As the president of the foundation, Kayla Moore became more politically active on her own. In February 2016, she endorsed Sen. Ted Cruz (R., Texas) in the GOP presidential primaries because of his stances on small government, abortion and marriage. She has also given speeches defending her husband's actions on the court, opposing same-sex marriage and calling for legislation that will block transgender individuals from using the bathroom of their choice.

In April 2017, Roy Moore stood on the steps of the state capitol and announced he would run for the Senate seat Jeff Sessions vacated to become President Trump's attorney general. Kayla Moore stood to his right, holding a bouquet of red roses. In a brief speech, he acknowledged that campaigning and moving to Washington is "hard, you know, on your spouse." Moore and his wife have repeatedly questioned why the press is scrutinizing him and why damaging reports are coming out so soon before the special election on Dec. 12.

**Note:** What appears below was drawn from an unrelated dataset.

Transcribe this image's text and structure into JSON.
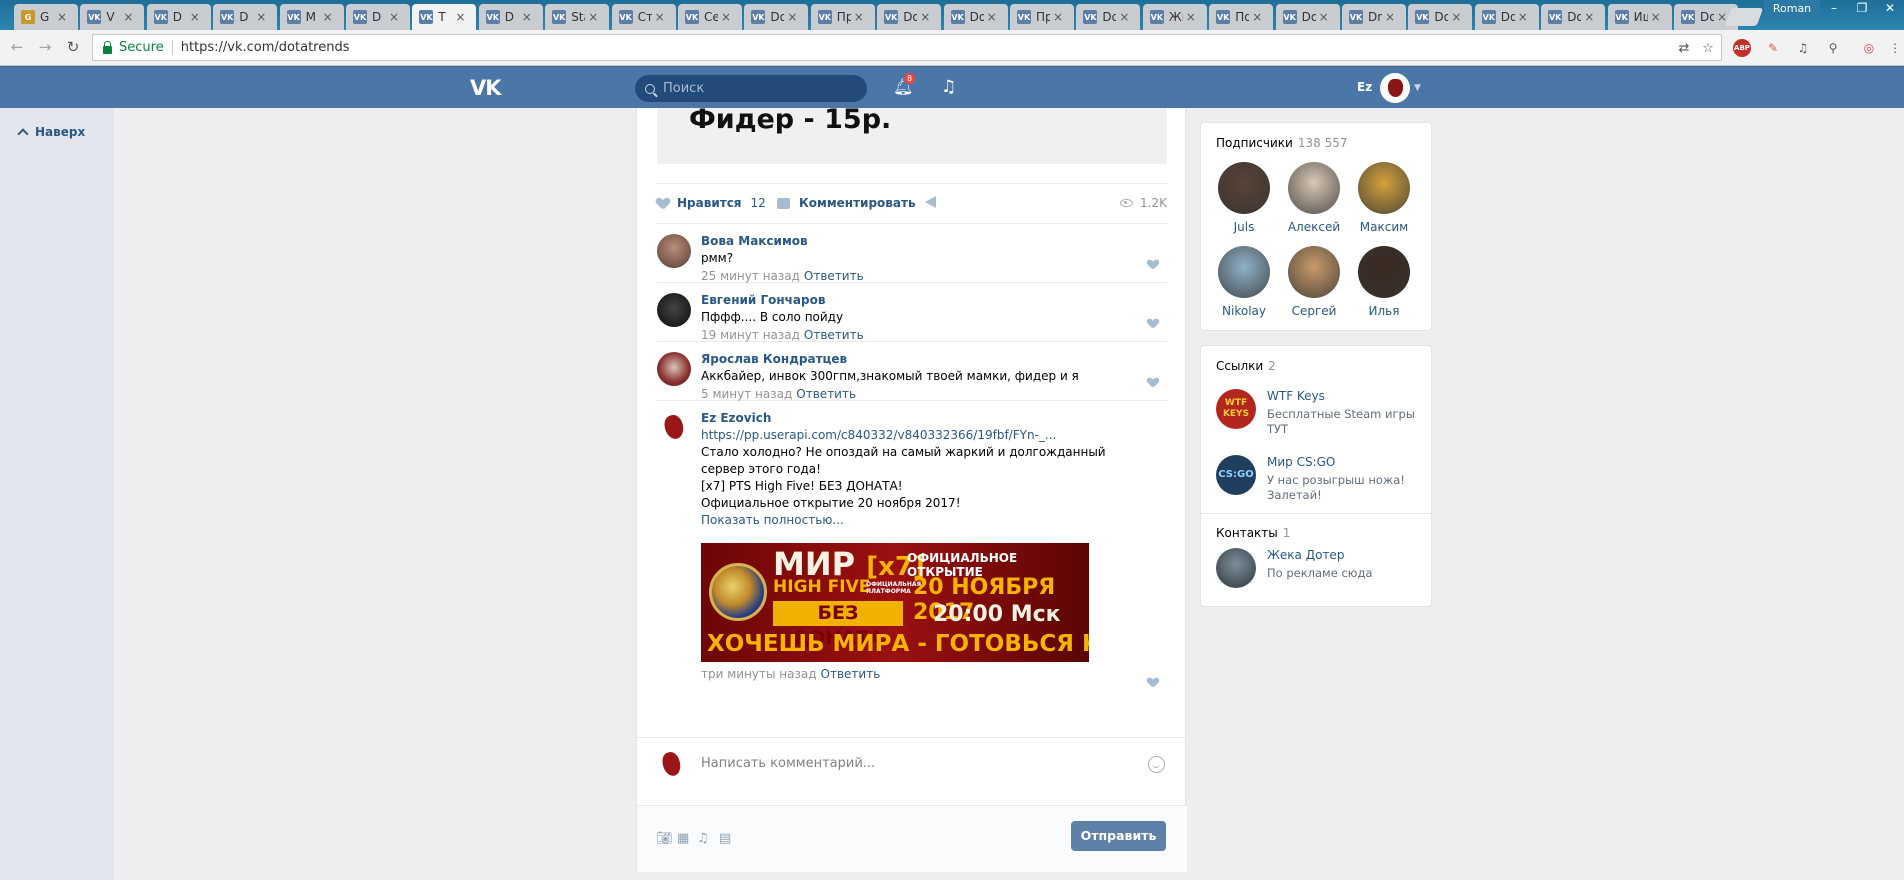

On Facebook, she has attacked Gloria Allred, the prominent women's rights attorney who is representing Beverly Young Nelson, who accused Roy Moore of sexually assaulting her in the late 1970s behind the restaurant where she was a waitress, the Olde Hickory House, when she was 16 years old. She posted a photo of Allred holding a sign that reads "I support transgender equality" and then wrote: "Gloria Allred; what it's really about!"

And she has posted articles – often from little-known blogs with names like "Activist Mommy" and "USA News Magazine" – that aim to refute some of the details from the accusers' statements, often with unsubstantiated and flimsy evidence.

Each time Moore posts, she receives a wave of positive messages, promises of prayers and other tidbits of unconfirmed information.

"These things are false, and it's ugly," Moore said at the end of her brief comments at the firehouse on Monday evening. "It's the ugliest politics that I've ever been in, in my life."